Protein expression of cleaved PARP, caspase 3/7, and caspase 9 was evaluated by immunoblot assay (Fig. 5). In all the 3 cell lines examined, the western blot results verified that treatment with deferasirox increased the cleavage of PARP, caspase 3/7, and caspase 9. Deferasirox treatment also increased the expression of the pro-apoptotic proteins Bax and p53 (Fig. 5). This result indicates that the anticancer effect of deferasirox was due to the activation of an intrinsic apoptosis signal pathway related to p53 and Bax.
The rate of absorption and excretion of iron in the body is maintained at a steady state. However, in the case of aplastic anemia, myelodysplastic syndrome, or other kinds of anemia, the regular cycle of blood transfusion causes iron to accumulate faster than it can be excreted. With no particular means to excrete this excess iron, it can induce damage to the organs of the body [21]. Various iron chelators have been used as therapeutic agents to remove the stored iron in the body, thereby preventing organ damage. However, the antiproliferative effects of iron chelating agents have only recently been recognized [22-24]. Deferoxamine, which is an iron chelator, has increased the survival rate of patients with iron overload [25], and some studies have also shown its anticancer effects [8, 26, 27]; however, this drug must be administered by injection rather than orally, and only 10% of patients are being treated with deferoxamine [28].

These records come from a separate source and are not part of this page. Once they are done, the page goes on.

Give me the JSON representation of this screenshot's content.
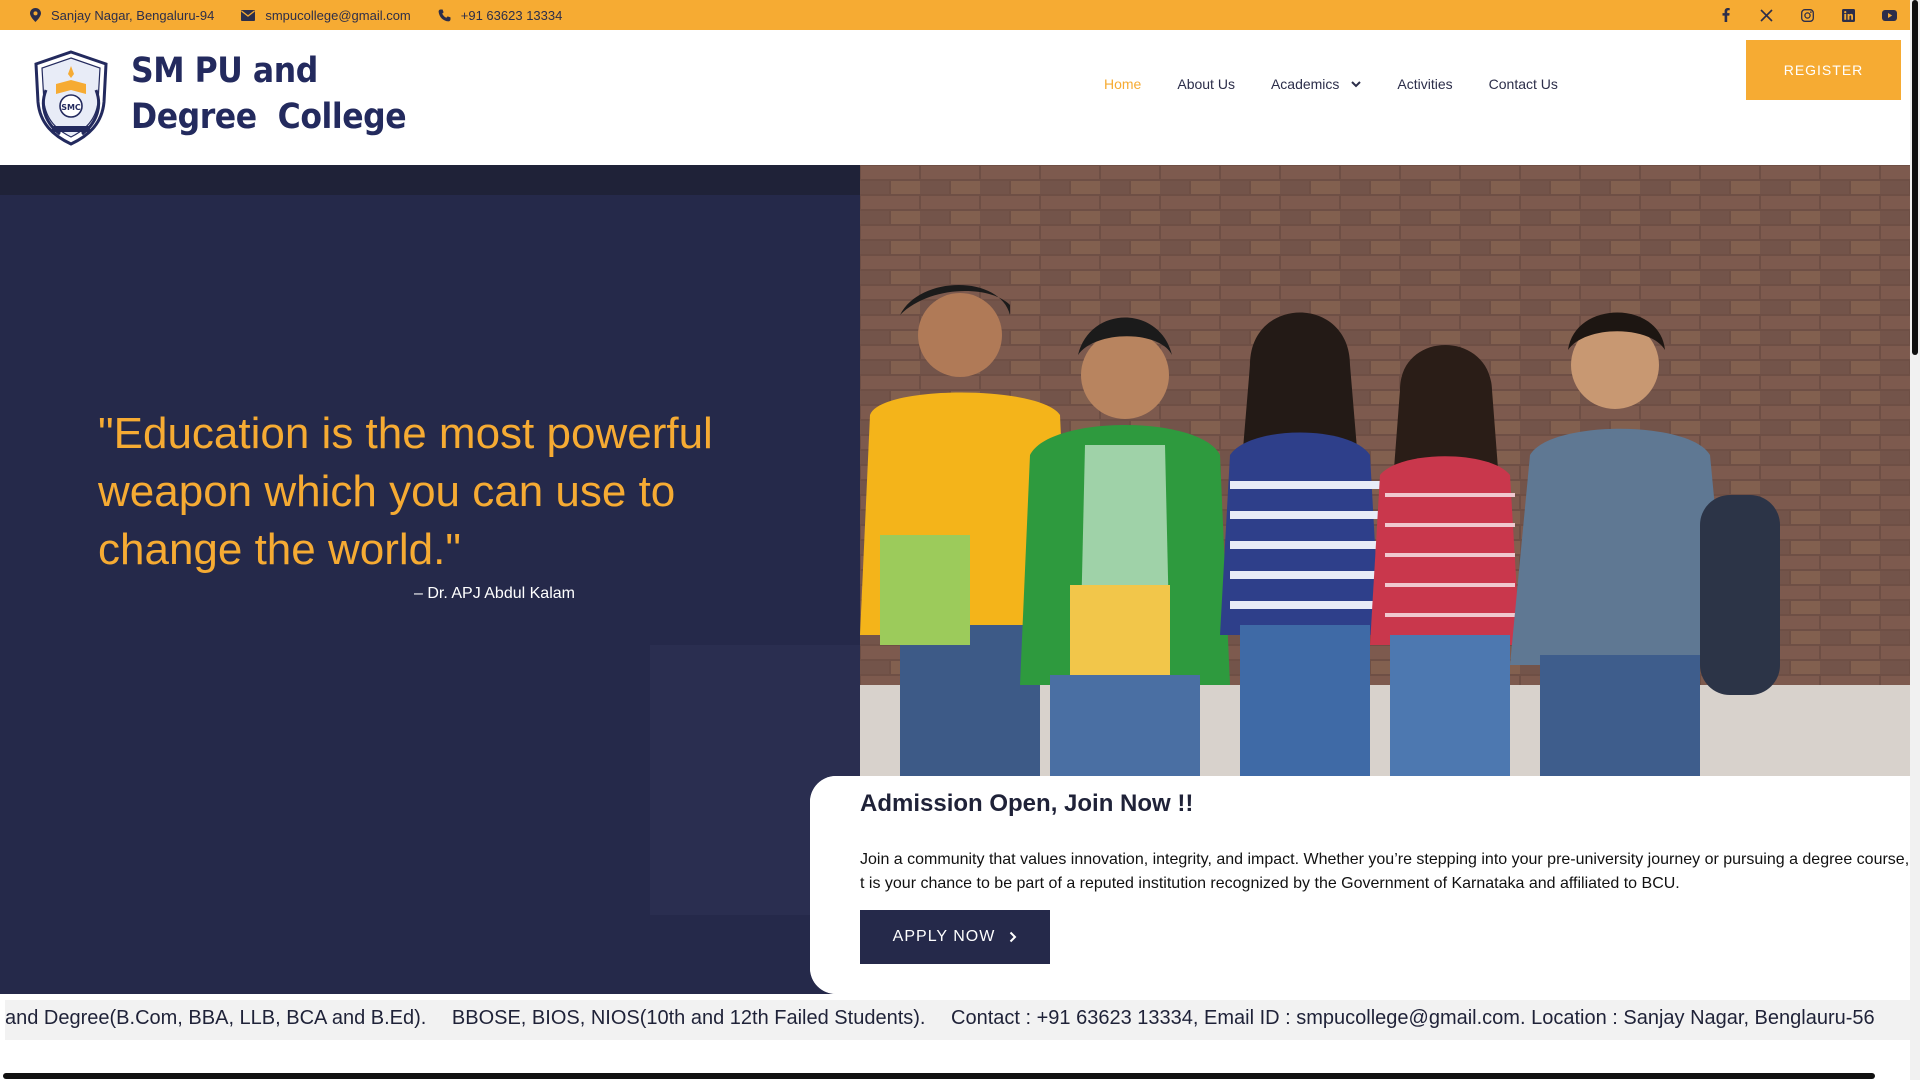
{
  "topbar": {
    "address": "Sanjay Nagar, Bengaluru-94",
    "email": "smpucollege@gmail.com",
    "phone": "+91 63623 13334",
    "socials": [
      "facebook-icon",
      "x-icon",
      "instagram-icon",
      "linkedin-icon",
      "youtube-icon"
    ]
  },
  "brand": {
    "line1": "SM PU and",
    "line2": "Degree  College",
    "emblem_text": "SMC"
  },
  "nav": {
    "items": [
      {
        "label": "Home",
        "active": true
      },
      {
        "label": "About Us",
        "active": false
      },
      {
        "label": "Academics",
        "active": false,
        "has_dropdown": true
      },
      {
        "label": "Activities",
        "active": false
      },
      {
        "label": "Contact Us",
        "active": false
      }
    ]
  },
  "register_label": "REGISTER",
  "hero": {
    "quote": "\"Education is the most powerful weapon which you can use to change the world.\"",
    "author": "– Dr. APJ Abdul Kalam"
  },
  "admission": {
    "title": "Admission Open, Join Now !!",
    "text": "Join a community that values innovation, integrity, and impact. Whether you’re stepping into your pre-university journey or pursuing a degree course, t is your chance to be part of a reputed institution recognized by the Government of Karnataka and affiliated to BCU.",
    "button": "APPLY NOW"
  },
  "ticker": [
    "rce) and Degree(B.Com, BBA, LLB, BCA and B.Ed).",
    "BBOSE, BIOS, NIOS(10th and 12th Failed Students).",
    "Contact : +91 63623 13334, Email ID : smpucollege@gmail.com. Location : Sanjay Nagar, Benglauru-56"
  ],
  "colors": {
    "accent": "#f6ab33",
    "navy": "#25294a",
    "brand_text": "#232a5e"
  }
}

The oral iron chelator deferasirox has been recently developed and is, currently, in clinical trials, with its anticancer effects being reported [19, 29]. However, the mechanism of the drug's antiproliferative effects is yet to be determined. Chantrel-Groussard et al. reported that deferasirox can inhibit polyamine synthesis and block cell cycle in the G2-M phase by decreasing ornithine decarboxylase and spermidine N1-acethyltransferase activities as well as ornithine decarboxylase mRNA levels. They concluded that the anticancer and antiproliferative effects of deferasirox in hepatocellular carcinoma are distinct from its iron chelating activity [29, 30].
There have also been reports of deferasirox acting as a potent NF-κB inhibitor in patients with myelodysplastic syndrome [12]. Recently, Ohyashiki et al. reported that deferasirox inhibited proliferation of acute myeloid leukemia cells due to an increase in REDD1 (Regulated in development and DNA damage response) and tuberous sclerosis complex 2 (TSC2). This inhibited the phosphorylation of mTOR and decreased the phosphorylation of p70S6 kinase and S6 ribosomal protein, thus leading to inhibited proliferation of leukemic cells [19]. These findings lead us to consider that deferasirox also may have anticancer effects in malignant lymphoma cell lines.

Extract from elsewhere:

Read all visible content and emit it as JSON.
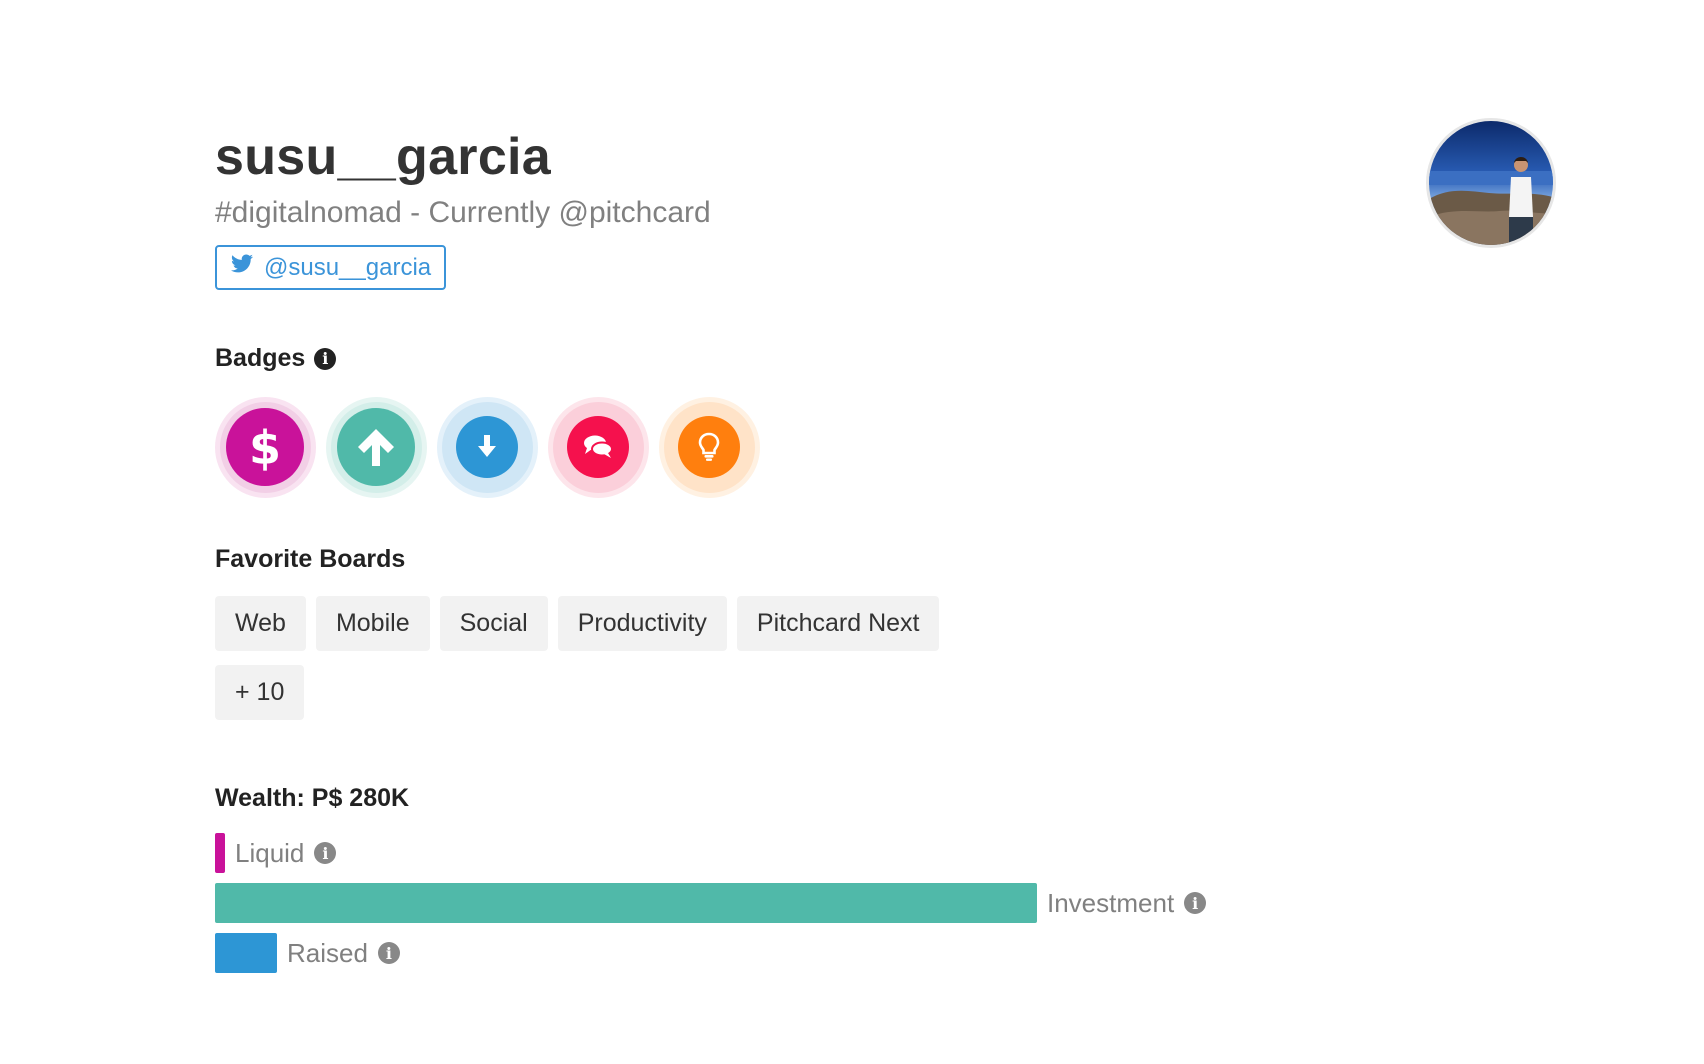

In our study, we demonstrated that deferasirox has antiproliferative effects in human malignant lymphoma cell lines. The MTT assay showed that deferasirox induces cytotoxic effects in 3 malignant lymphoma cell lines after a 24-h treatment. Annexin/PI staining demonstrated that deferasirox induces early apoptosis in the same malignant cell lines. Western blot analysis showed an increase in the cleavage of caspase 3/7 and caspase 9 as well in the expression of P53 and Bax. To examine other cell signaling pathways, we evaluated targets in the PI3K/Akt/mTOR pathway, NF-κB signaling, and the RAS/JNK pathway, but we did not obtain significant results.
In conclusion, our study showed that deferasirox induces DNA damage in malignant lymphoma cell lines, thereby causing an increase in P53 expression and an induction in early apoptosis through Bcl2-Bax. However, the mechanism by which deferasirox causes DNA damage is not well understood. In addition, the induction of early apoptosis alone may not be sufficient to account for the anticancer effects of deferasirox. Therefore, further studies are required, perhaps, using siRNA against P53 or Bax; furthermore, in vivo animal experiments using nude mouse are needed to validate the results of the effects of deferasirox. Overall, our data suggest that deferasirox is a promising new antiproliferative agent for use in the treatment of malignant lymphoma.